Update on my previous response...
PREVIOUSLY (prior to 11/13/17), NGS had stated:
Question: When documentation is missing one of the three required elements needed to bill a new patient level of service (CPT codes 99201-99205), what E&M code should be billed?
Answer: In this circumstance, the service can be billed in one of two ways:
a. The provider can elect to use an E&M code from the outpatient “established” series (CPT codes 99211-99215), which will require only 2/3 elements.
b. The provider can elect to use the E&M range code (CPT code 99499), and submit supporting documentation of the service that will be used to price the code.
On November 13, 2017, NGS updated their E/M FAQ and changed their position:
https://www.ngsmedicare.com/ngs/portal/ngsmedicare/newngs/home-lob/pages/policy-education/evaluation%20and%20management/em-faq_new%20vs%20established%20patients
It now states…
Question: When documentation is missing one of the three required elements needed to bill a new patient level of service (CPT codes 99201-99205), what E&M code should be billed?
Answer: An initial level of service in both the hospital (99221-99223) and office (99201-99205) settings requires 3/3 elements.
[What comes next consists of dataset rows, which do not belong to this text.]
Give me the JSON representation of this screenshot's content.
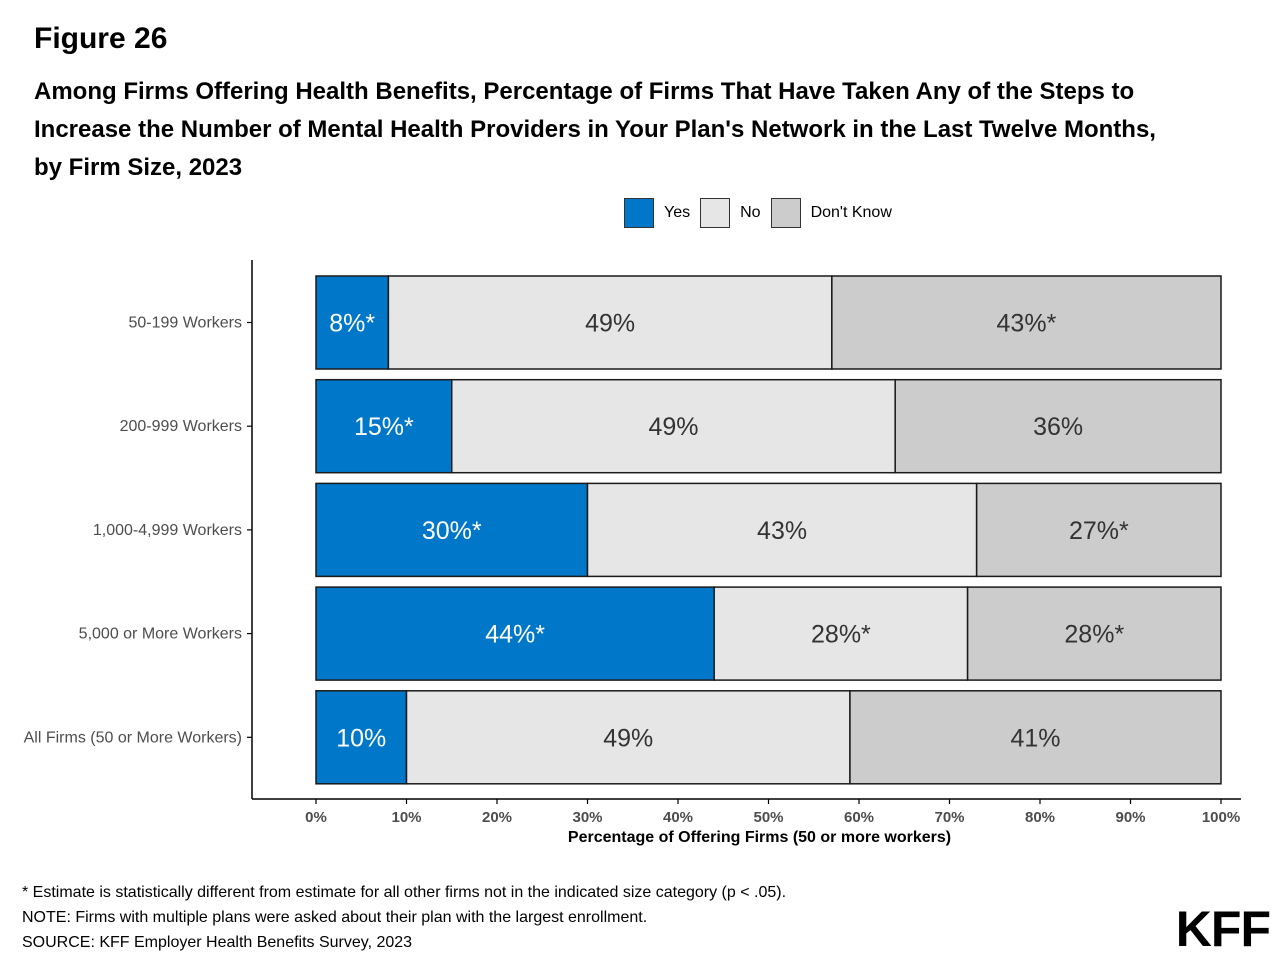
{
  "figure_label": "Figure 26",
  "chart_data": {
    "type": "bar",
    "orientation": "horizontal",
    "stacked": true,
    "title": "Among Firms Offering Health Benefits, Percentage of Firms That Have Taken Any of the Steps to Increase the Number of Mental Health Providers in Your Plan's Network in the Last Twelve Months, by Firm Size, 2023",
    "xlabel": "Percentage of Offering Firms (50 or more workers)",
    "xlim": [
      0,
      100
    ],
    "x_ticks": [
      "0%",
      "10%",
      "20%",
      "30%",
      "40%",
      "50%",
      "60%",
      "70%",
      "80%",
      "90%",
      "100%"
    ],
    "categories": [
      "50-199 Workers",
      "200-999 Workers",
      "1,000-4,999 Workers",
      "5,000 or More Workers",
      "All Firms (50 or More Workers)"
    ],
    "legend_position": "top",
    "series": [
      {
        "name": "Yes",
        "color": "#0077c8",
        "label_color": "#ffffff",
        "values": [
          8,
          15,
          30,
          44,
          10
        ],
        "labels": [
          "8%*",
          "15%*",
          "30%*",
          "44%*",
          "10%"
        ]
      },
      {
        "name": "No",
        "color": "#e6e6e6",
        "label_color": "#333333",
        "values": [
          49,
          49,
          43,
          28,
          49
        ],
        "labels": [
          "49%",
          "49%",
          "43%",
          "28%*",
          "49%"
        ]
      },
      {
        "name": "Don't Know",
        "color": "#cccccc",
        "label_color": "#333333",
        "values": [
          43,
          36,
          27,
          28,
          41
        ],
        "labels": [
          "43%*",
          "36%",
          "27%*",
          "28%*",
          "41%"
        ]
      }
    ]
  },
  "footnotes": {
    "significance": "* Estimate is statistically different from estimate for all other firms not in the indicated size category (p < .05).",
    "note": "NOTE: Firms with multiple plans were asked about their plan with the largest enrollment.",
    "source": "SOURCE: KFF Employer Health Benefits Survey, 2023"
  },
  "logo_text": "KFF"
}
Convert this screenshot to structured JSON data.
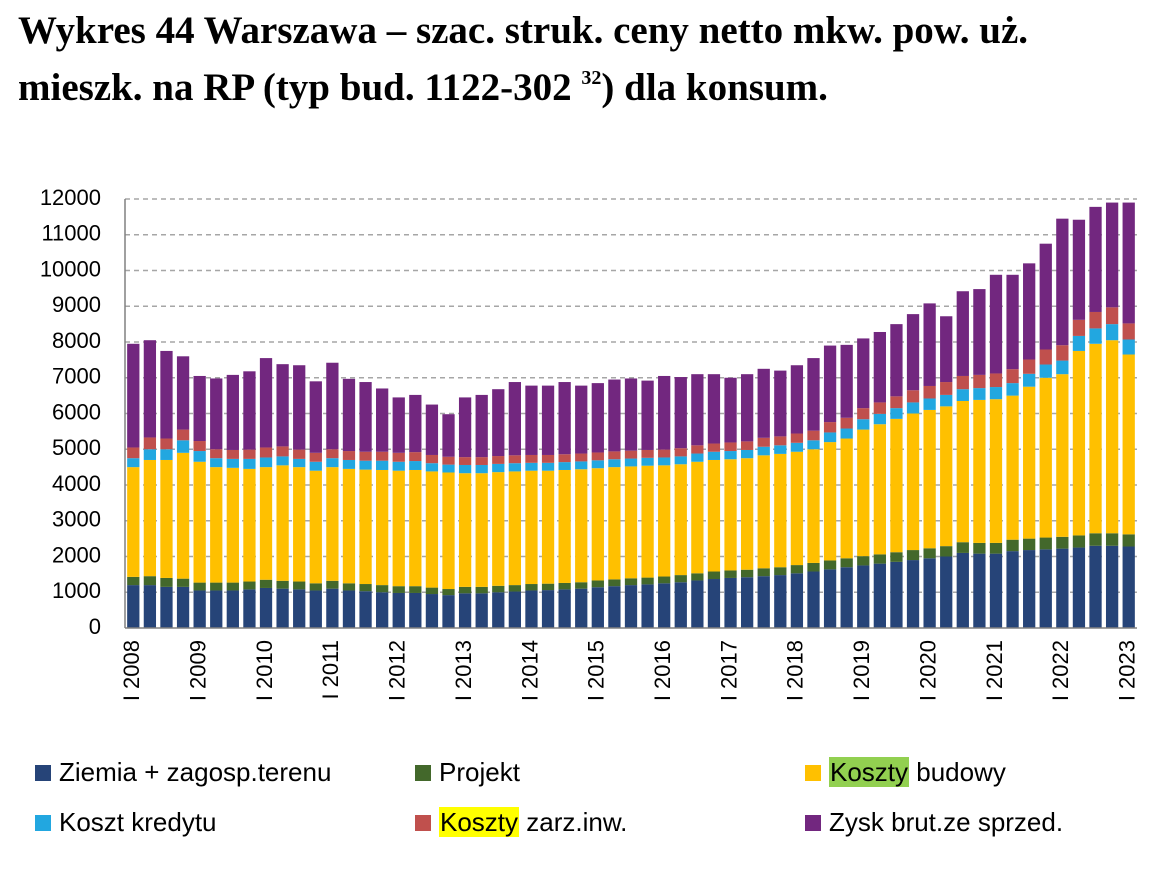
{
  "chart_data": {
    "type": "stacked_bar",
    "title": "Wykres 44 Warszawa – szac. struk. ceny netto mkw. pow. uż. mieszk. na RP (typ bud. 1122-302",
    "title_sup": "32",
    "title_end": ") dla konsum.",
    "categories": [
      "I 2008",
      null,
      null,
      null,
      "I 2009",
      null,
      null,
      null,
      "I 2010",
      null,
      null,
      null,
      "I 2011",
      null,
      null,
      null,
      "I 2012",
      null,
      null,
      null,
      "I 2013",
      null,
      null,
      null,
      "I 2014",
      null,
      null,
      null,
      "I 2015",
      null,
      null,
      null,
      "I 2016",
      null,
      null,
      null,
      "I 2017",
      null,
      null,
      null,
      "I 2018",
      null,
      null,
      null,
      "I 2019",
      null,
      null,
      null,
      "I 2020",
      null,
      null,
      null,
      "I 2021",
      null,
      null,
      null,
      "I 2022",
      null,
      null,
      null,
      "I 2023"
    ],
    "series": [
      {
        "name": "Ziemia + zagosp.terenu",
        "color": "#264478",
        "values": [
          1200,
          1200,
          1150,
          1150,
          1050,
          1050,
          1050,
          1080,
          1120,
          1100,
          1080,
          1050,
          1100,
          1050,
          1030,
          1000,
          980,
          980,
          950,
          920,
          970,
          970,
          1000,
          1020,
          1050,
          1060,
          1080,
          1100,
          1140,
          1170,
          1200,
          1220,
          1250,
          1280,
          1330,
          1370,
          1400,
          1420,
          1450,
          1480,
          1530,
          1580,
          1640,
          1700,
          1750,
          1800,
          1850,
          1900,
          1950,
          2000,
          2100,
          2080,
          2080,
          2150,
          2180,
          2200,
          2220,
          2250,
          2300,
          2300,
          2280
        ]
      },
      {
        "name": "Projekt",
        "color": "#43682b",
        "values": [
          230,
          250,
          250,
          230,
          220,
          220,
          220,
          220,
          230,
          220,
          220,
          200,
          220,
          200,
          200,
          200,
          190,
          190,
          180,
          170,
          180,
          180,
          180,
          180,
          180,
          180,
          180,
          180,
          190,
          190,
          190,
          190,
          190,
          200,
          200,
          210,
          210,
          210,
          220,
          220,
          230,
          240,
          250,
          250,
          260,
          260,
          270,
          280,
          280,
          290,
          300,
          300,
          300,
          320,
          320,
          330,
          330,
          340,
          350,
          350,
          340
        ]
      },
      {
        "name": "Koszty budowy",
        "color": "#ffc000",
        "highlight_color": "#92d050",
        "values": [
          3070,
          3250,
          3300,
          3520,
          3380,
          3230,
          3210,
          3150,
          3150,
          3230,
          3200,
          3150,
          3180,
          3200,
          3200,
          3220,
          3230,
          3250,
          3250,
          3260,
          3180,
          3180,
          3180,
          3180,
          3170,
          3160,
          3160,
          3160,
          3140,
          3140,
          3130,
          3130,
          3110,
          3100,
          3120,
          3120,
          3110,
          3120,
          3160,
          3170,
          3170,
          3180,
          3310,
          3350,
          3540,
          3640,
          3730,
          3820,
          3870,
          3910,
          3950,
          4000,
          4020,
          4030,
          4250,
          4470,
          4550,
          5160,
          5300,
          5400,
          5030
        ]
      },
      {
        "name": "Koszt kredytu",
        "color": "#22a7e0",
        "values": [
          250,
          300,
          300,
          350,
          300,
          250,
          250,
          280,
          270,
          250,
          230,
          250,
          250,
          250,
          250,
          260,
          250,
          250,
          230,
          220,
          230,
          230,
          230,
          230,
          220,
          220,
          220,
          220,
          220,
          220,
          220,
          220,
          220,
          220,
          230,
          230,
          230,
          230,
          240,
          240,
          250,
          250,
          270,
          280,
          290,
          290,
          300,
          310,
          320,
          320,
          330,
          330,
          340,
          350,
          360,
          370,
          380,
          420,
          430,
          450,
          420
        ]
      },
      {
        "name": "Koszty zarz.inw.",
        "color": "#c0504d",
        "highlight_color": "#ffff00",
        "values": [
          300,
          330,
          300,
          300,
          280,
          250,
          250,
          260,
          280,
          280,
          260,
          250,
          250,
          250,
          250,
          250,
          250,
          250,
          230,
          220,
          220,
          220,
          220,
          220,
          220,
          220,
          220,
          220,
          220,
          220,
          220,
          220,
          220,
          230,
          230,
          230,
          240,
          240,
          250,
          250,
          260,
          270,
          290,
          300,
          310,
          320,
          330,
          340,
          350,
          360,
          370,
          370,
          380,
          390,
          400,
          420,
          430,
          450,
          460,
          470,
          450
        ]
      },
      {
        "name": "Zysk brut.ze sprzed.",
        "color": "#72277f",
        "values": [
          2900,
          2720,
          2450,
          2050,
          1820,
          1980,
          2100,
          2190,
          2500,
          2300,
          2360,
          2000,
          2420,
          2020,
          1950,
          1770,
          1550,
          1600,
          1410,
          1190,
          1670,
          1740,
          1870,
          2050,
          1940,
          1940,
          2020,
          1900,
          1940,
          2010,
          2020,
          1940,
          2060,
          1990,
          1990,
          1940,
          1810,
          1880,
          1930,
          1840,
          1910,
          2030,
          2140,
          2040,
          1950,
          1970,
          2020,
          2130,
          2310,
          1840,
          2370,
          2400,
          2760,
          2640,
          2690,
          2960,
          3540,
          2800,
          2940,
          2930,
          3380
        ]
      }
    ],
    "ylim": [
      0,
      12000
    ],
    "yticks": [
      0,
      1000,
      2000,
      3000,
      4000,
      5000,
      6000,
      7000,
      8000,
      9000,
      10000,
      11000,
      12000
    ],
    "grid": true
  }
}
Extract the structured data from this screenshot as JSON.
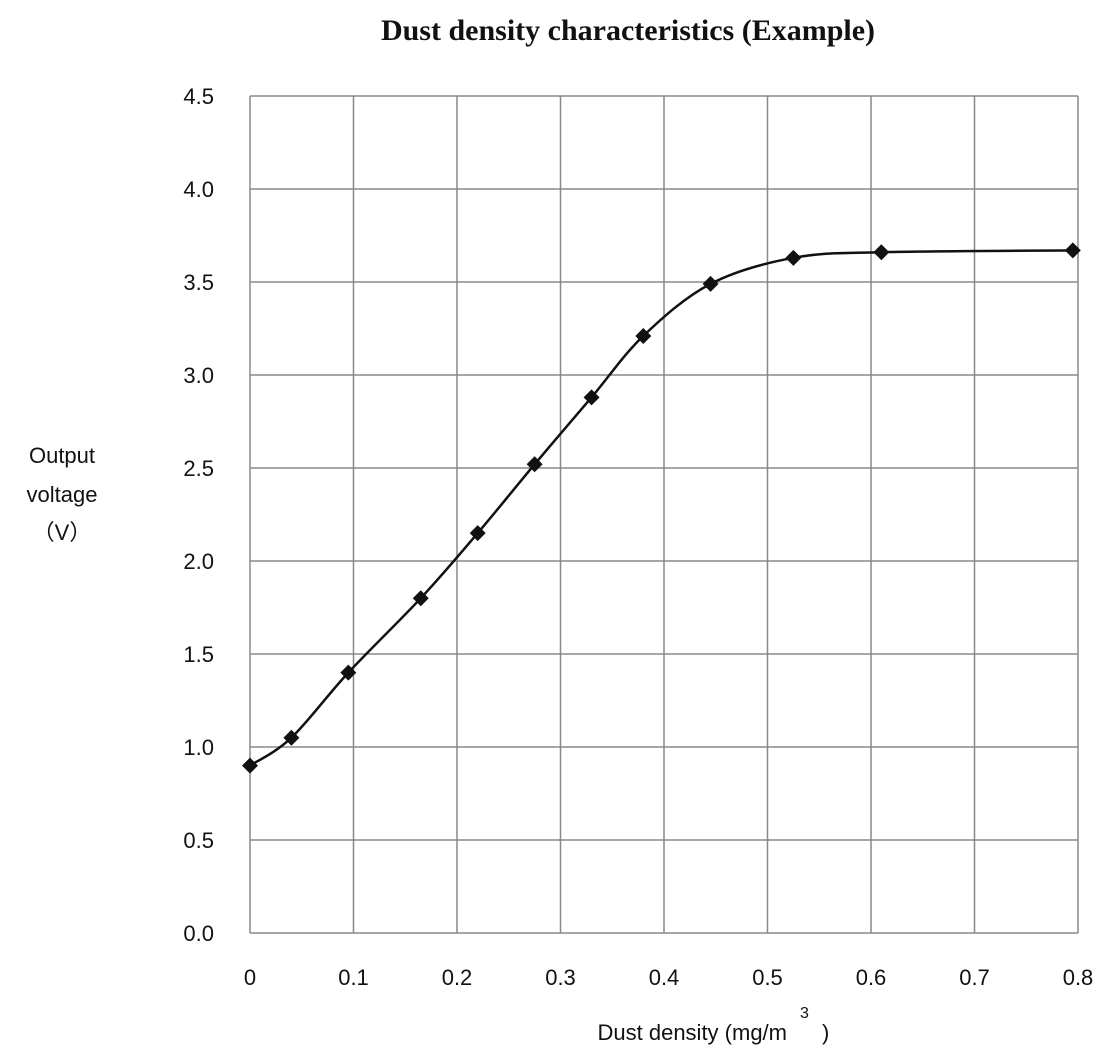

When one element is not performed for a valid reason (e.g., a patient with dementia cannot provide any history), this must be documented in the medical record and may still be counted toward the appropriate level of coding. Unless there is a valid reason documented for the missing element, initial level of care expectations have not been met and the service
is not billable. Updated 11/13/2017
This line of reasoning is more in line with what I had previously known and what other carriers (Medicare and commercial) tend to follow. I thought it was odd that they were recommending an established patient E/M for new patients!